I am training a BERT model from scratch with my own corpus using this blog post: https://huggingface.co/blog/how-to-train

# Define config for the model
from transformers import BertConfig, BertForMaskedLM, Trainer, TrainingArguments

config = BertConfig(
    vocab_size=32000,
    max_position_embeddings=1024,
    num_attention_heads=12,
    num_hidden_layers=12,
    type_vocab_size=2,
    hidden_act= "gelu", 
    intermediate_size= 3072,
    hidden_dropout_prob= 0.1, 
    hidden_size= 768, 
    initializer_range= 0.02,
    attention_probs_dropout_prob= 0.1, 
)

model = BertForMaskedLM(config=config)

training_args = TrainingArguments(
    output_dir="./bert",
    overwrite_output_dir=True,
    num_train_epochs=5,
    per_device_train_batch_size=32,
    per_device_eval_batch_size=32,
    save_steps=1000,
    save_total_limit=2,
    do_train=True,                       
    do_eval=True, 
    logging_steps=1000,
    eval_steps = None,
    prediction_loss_only=True,
)

trainer = Trainer(
    model=model,
    args=training_args,
    data_collator=data_collator,
    train_dataset=train_dataset,
    eval_dataset=eval_dataset,
)

# Start training
    trainer.train()

I have some questions upon finishing training the model if anyone could help to shed light on it:

  1. How can I evaluate the performance of my unsupervised trained model? Is there a way to see the validation loss or the perplexity score?. At the moment, this is the only thing I see:
    TrainOutput(global_step=804310, training_loss=2.2400301857170966)
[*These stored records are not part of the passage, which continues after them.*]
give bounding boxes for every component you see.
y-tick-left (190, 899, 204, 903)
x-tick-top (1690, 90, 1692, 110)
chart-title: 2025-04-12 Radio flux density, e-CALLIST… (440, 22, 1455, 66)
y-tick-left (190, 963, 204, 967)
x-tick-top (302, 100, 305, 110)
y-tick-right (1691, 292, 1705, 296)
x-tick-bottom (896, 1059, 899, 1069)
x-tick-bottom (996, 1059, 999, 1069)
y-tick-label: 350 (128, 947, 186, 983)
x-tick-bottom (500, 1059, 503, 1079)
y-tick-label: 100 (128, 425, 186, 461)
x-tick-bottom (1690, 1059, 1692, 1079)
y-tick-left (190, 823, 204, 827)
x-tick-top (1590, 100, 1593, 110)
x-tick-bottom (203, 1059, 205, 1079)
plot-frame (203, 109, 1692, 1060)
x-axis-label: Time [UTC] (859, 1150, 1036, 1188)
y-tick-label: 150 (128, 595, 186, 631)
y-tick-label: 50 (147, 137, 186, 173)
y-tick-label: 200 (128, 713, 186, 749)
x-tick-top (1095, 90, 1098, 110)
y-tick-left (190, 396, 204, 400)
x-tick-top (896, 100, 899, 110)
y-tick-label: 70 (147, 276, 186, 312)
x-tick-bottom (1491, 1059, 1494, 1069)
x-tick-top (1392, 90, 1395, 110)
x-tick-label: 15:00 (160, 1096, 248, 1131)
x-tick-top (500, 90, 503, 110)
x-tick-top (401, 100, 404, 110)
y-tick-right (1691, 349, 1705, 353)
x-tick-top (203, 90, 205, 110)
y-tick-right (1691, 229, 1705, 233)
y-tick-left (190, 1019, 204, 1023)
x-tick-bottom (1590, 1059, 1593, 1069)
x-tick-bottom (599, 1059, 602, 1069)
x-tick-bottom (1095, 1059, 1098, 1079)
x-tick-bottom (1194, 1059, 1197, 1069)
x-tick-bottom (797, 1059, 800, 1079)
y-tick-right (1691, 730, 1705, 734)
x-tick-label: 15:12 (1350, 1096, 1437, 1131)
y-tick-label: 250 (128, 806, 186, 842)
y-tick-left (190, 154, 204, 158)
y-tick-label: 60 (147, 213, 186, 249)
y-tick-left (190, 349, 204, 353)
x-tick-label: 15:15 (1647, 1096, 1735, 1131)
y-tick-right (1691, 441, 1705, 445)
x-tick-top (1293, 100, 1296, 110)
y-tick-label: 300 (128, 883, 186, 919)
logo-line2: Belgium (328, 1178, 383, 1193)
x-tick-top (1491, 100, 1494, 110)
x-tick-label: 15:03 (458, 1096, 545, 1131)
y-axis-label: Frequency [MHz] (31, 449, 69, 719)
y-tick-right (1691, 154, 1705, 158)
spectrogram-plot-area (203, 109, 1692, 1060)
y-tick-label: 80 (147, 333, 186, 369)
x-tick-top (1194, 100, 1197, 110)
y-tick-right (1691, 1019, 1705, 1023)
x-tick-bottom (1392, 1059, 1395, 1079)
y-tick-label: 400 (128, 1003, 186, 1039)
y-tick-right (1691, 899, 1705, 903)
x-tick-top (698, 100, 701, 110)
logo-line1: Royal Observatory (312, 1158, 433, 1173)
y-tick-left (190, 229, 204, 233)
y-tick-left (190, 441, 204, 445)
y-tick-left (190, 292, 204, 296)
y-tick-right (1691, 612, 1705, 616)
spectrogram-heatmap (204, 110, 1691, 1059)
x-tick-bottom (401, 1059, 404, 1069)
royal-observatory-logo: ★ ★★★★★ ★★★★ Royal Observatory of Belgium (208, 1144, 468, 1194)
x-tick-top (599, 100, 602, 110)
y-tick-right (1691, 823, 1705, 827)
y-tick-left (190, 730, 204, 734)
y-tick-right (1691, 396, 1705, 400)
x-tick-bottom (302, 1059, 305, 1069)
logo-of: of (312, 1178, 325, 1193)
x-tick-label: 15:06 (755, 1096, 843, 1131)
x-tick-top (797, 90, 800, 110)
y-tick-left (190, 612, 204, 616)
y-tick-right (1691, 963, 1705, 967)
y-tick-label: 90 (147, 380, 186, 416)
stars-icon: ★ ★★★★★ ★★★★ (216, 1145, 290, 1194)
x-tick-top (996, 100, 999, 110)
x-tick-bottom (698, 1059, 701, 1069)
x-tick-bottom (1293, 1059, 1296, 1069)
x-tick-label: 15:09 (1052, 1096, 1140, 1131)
I set eval_dataset, do_eval in the training arguments but not sure what would the next steps be to obtain the model performance. My train set is 95% while val set is 5% of the corpus.

  1. For now, I trained the model on 5 epochs. Hypothetically if I want to keep training the modes on 5 more epochs (after the first 5 epochs have been done), what would be the best way to continue to train them without having to train them from scratch again? Do I run the trainer.train() again?

  2. My corpus is just about 1.5GB - what would be the ideal number of epoch to train on?

Apologize for multiple questions but I’m quite new to Deep learning and Language model so I feel like I’m missing a big picture here. Many thanks in advance for your insights!